Here are some of the benefits from virtualization.  It is important to note that outside of specific things such as consolidation and high availability nearly all of these benefits apply not only to virtualizing on a single hardware node but for a single workload on that node.

  1. Reduced human effort and impact associated with hardware changes, breaks, modifications, expansion, etc.
  2. Storage encapsulation for simplified backup / restore process, even with disparate hardware targets
  3. Snapshotting of entire system for change management protection
  4. Ease of archiving upon retirement or decommission
  5. Better monitoring capabilities, adding out of band management even on hardware platforms that don’t offer this natively
  6. Hardware agnosticism provides for no vendor lock-in as the operating systems believe the hypervisor is the hardware rather than the hardware itself
  7. Easy workload segmentation
  8. Easy consolidation while maintaining workload segmentation
  9. Greatly improved resource utilization
  10. Hardware abstraction creates a significantly realized opportunity for improved system performance and stability while lowering the demands on the operating system and driver writers for client operating systems
  11. Simplified deployment of new and varied workloads
  12. Simple transition from single platform to multi-platform hosting environments which then allow for the addition of options such as cloud deployments or high availability platform systems
  13. Redeployment of workloads to allow for easy physical scaling

In today’s computing environments, server-side workloads should be universally virtualized for these reasons.  The benefits of virtualization are extreme while the downsides are few and trivial.  The two common scenarios where virtualization still needs to be avoided are in situations where there is specialty hardware that must be used directly on the server (this has become very rare today, but does still exist from time to time) and extremely low latency systems where sub-millisecond latencies are critical.  The second of these is common only in extremely niche business situations such as low latency investment trading systems.  Systems with these requirements will also have incredible networking and geolocational requirements such as low-latency Infiniband with fiber to the trading floor of less than five miles.
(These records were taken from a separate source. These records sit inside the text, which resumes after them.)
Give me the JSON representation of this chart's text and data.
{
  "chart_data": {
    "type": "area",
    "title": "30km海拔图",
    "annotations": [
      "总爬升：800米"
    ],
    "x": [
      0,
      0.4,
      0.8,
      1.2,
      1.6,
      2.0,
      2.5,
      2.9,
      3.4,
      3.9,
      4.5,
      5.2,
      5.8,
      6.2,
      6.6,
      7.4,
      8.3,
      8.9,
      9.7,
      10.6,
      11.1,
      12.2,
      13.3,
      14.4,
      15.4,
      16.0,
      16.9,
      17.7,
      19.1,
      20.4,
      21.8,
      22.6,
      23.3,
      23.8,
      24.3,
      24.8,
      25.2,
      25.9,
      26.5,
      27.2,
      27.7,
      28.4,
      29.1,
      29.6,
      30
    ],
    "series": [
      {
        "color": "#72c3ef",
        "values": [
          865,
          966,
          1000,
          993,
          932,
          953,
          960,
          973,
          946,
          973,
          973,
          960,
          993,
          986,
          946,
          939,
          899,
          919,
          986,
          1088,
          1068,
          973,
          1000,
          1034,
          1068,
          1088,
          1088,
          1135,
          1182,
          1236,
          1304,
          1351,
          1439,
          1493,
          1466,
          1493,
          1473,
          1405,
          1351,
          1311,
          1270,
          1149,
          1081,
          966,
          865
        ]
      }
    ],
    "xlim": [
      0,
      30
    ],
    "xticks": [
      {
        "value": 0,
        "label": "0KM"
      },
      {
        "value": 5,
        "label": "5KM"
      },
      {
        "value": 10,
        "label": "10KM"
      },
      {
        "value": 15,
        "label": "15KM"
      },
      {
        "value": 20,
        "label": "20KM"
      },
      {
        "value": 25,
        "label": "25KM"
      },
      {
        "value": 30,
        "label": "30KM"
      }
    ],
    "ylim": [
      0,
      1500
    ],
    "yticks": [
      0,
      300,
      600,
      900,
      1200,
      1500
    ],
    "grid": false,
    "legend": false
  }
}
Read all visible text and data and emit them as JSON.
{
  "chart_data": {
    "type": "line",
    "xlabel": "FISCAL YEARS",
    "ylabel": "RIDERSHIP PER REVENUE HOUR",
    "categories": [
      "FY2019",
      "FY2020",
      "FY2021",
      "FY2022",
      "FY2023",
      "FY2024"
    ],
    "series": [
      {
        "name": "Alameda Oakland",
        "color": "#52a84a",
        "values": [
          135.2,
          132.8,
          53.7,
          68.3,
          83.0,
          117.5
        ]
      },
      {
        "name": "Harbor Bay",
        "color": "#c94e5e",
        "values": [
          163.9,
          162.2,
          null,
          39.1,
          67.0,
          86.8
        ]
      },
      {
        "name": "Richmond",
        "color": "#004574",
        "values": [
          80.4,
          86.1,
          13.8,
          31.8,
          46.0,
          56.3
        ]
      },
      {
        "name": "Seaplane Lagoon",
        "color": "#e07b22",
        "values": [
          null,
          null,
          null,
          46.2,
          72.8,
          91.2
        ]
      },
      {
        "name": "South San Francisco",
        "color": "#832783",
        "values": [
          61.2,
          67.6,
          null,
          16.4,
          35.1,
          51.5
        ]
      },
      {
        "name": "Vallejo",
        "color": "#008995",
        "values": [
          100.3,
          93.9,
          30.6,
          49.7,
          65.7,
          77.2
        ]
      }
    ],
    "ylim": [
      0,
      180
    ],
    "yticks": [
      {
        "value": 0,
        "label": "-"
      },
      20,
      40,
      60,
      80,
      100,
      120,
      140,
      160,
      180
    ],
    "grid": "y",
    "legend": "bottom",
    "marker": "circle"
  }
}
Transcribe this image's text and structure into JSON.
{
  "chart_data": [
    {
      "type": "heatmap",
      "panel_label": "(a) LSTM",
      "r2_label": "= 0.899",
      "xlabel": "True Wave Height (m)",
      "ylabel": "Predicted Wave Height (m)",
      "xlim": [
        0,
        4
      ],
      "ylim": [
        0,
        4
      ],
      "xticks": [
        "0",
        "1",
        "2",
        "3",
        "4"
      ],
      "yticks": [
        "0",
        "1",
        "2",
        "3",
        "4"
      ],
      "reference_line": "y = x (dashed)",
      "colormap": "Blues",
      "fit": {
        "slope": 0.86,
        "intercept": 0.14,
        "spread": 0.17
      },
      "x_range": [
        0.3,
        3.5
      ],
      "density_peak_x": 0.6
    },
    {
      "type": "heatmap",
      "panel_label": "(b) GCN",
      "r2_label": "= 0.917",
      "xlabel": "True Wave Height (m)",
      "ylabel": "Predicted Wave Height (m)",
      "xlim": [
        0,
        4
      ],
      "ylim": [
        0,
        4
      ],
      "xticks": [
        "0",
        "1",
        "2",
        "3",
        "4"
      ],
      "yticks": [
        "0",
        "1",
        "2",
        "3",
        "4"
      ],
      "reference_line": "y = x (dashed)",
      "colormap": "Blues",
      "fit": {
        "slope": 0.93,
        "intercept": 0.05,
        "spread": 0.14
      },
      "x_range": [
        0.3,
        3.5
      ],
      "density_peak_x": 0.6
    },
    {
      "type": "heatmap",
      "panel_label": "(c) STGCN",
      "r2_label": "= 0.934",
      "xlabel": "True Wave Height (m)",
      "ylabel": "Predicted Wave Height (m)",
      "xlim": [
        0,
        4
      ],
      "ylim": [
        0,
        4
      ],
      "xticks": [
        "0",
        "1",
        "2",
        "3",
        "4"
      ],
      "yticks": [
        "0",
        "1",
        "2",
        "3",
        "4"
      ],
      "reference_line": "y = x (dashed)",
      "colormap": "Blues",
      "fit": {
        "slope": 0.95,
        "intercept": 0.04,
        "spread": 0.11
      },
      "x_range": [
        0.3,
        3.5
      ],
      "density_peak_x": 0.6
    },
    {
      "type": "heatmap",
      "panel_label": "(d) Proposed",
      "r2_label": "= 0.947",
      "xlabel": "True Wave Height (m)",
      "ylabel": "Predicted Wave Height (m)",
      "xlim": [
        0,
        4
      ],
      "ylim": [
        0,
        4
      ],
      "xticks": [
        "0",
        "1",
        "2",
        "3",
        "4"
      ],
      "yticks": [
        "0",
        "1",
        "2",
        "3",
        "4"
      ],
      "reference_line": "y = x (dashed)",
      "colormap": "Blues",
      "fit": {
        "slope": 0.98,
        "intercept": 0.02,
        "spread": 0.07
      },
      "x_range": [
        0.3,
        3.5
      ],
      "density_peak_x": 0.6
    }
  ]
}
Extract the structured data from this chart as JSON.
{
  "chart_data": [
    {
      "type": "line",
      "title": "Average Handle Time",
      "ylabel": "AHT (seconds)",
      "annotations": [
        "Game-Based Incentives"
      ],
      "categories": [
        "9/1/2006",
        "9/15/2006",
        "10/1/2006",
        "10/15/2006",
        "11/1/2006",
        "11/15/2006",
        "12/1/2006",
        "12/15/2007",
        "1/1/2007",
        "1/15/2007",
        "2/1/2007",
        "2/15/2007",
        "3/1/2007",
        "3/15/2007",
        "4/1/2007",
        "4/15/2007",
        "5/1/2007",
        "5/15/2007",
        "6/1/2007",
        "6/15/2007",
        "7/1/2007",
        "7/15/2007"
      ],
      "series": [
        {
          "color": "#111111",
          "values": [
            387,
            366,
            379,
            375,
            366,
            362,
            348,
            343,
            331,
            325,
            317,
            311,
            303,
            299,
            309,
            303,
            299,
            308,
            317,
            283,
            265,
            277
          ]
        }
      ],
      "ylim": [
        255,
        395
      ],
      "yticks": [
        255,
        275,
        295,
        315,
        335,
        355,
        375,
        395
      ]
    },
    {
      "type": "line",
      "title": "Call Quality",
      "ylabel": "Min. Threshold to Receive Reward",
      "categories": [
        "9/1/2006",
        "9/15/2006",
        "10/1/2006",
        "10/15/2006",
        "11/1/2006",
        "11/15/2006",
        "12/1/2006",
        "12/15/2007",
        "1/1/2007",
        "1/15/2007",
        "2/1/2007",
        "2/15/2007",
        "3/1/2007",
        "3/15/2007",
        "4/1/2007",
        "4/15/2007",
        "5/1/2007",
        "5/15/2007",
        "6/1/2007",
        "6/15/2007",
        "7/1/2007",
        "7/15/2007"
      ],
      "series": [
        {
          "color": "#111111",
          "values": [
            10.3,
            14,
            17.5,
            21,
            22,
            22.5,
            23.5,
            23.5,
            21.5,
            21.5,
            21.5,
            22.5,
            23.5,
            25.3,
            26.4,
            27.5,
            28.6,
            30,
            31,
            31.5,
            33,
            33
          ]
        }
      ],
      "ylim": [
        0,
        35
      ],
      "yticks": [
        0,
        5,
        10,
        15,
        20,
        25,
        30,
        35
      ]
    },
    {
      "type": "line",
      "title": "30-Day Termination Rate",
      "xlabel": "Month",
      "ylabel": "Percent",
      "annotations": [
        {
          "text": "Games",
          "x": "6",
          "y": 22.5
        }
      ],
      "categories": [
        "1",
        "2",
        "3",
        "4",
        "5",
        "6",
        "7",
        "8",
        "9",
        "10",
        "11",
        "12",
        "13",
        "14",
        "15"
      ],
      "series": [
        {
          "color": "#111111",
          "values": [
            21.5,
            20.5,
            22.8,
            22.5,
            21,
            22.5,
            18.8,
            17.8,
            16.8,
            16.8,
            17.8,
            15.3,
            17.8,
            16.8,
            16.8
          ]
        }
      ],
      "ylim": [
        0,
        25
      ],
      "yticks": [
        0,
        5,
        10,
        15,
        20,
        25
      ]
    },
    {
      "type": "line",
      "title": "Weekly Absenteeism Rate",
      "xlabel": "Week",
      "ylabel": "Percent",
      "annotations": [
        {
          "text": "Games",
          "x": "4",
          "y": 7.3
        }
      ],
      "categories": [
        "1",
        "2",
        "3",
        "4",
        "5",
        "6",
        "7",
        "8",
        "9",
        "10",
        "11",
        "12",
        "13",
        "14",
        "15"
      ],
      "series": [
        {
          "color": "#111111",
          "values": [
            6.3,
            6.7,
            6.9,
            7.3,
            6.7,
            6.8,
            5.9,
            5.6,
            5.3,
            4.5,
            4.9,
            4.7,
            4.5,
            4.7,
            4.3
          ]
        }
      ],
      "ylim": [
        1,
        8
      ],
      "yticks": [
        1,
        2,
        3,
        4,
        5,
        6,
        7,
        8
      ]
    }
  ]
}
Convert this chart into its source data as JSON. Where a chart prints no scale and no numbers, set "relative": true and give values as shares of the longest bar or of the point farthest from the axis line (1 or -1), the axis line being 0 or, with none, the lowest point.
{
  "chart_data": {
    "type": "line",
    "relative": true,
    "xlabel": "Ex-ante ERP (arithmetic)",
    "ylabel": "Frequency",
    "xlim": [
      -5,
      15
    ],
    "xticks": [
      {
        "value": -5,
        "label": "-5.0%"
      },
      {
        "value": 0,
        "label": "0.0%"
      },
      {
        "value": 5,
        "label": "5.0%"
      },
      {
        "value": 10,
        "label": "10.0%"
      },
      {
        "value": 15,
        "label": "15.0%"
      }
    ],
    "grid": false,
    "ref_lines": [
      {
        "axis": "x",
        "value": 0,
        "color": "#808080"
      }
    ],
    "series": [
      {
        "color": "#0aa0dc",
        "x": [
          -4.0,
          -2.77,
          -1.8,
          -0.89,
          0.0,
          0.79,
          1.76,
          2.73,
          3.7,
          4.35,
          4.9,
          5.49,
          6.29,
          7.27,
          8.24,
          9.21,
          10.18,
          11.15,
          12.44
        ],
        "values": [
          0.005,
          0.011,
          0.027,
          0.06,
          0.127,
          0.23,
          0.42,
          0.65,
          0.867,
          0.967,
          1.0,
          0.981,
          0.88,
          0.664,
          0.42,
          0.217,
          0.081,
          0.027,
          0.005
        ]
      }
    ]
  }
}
Some people will point out that high performance computing clusters do not use virtualization, but this is a grey area as any form of clustering is, in fact, a form of virtualization.  It is simply that this is a “super-system” level of virtualization instead of being strictly at the system level.

It is safe to assume that any scenario in which you might find yourself in which you should not use virtualization you will know it beyond a shadow of a doubt and will be able to empirically demonstrate why virtualization is either physically or practically impossible.  For all other cases, virtualize.  Virtualize if you have only one physical server and one physically workload and just one user.  Virtualize if you are a Fortune 100 with the most demanding workloads.  And virtualize if you are anyone in between.  Size is not a factor in virtualization; we virtualize out of a desire to have a more effective and stable computing environment both today and into the future.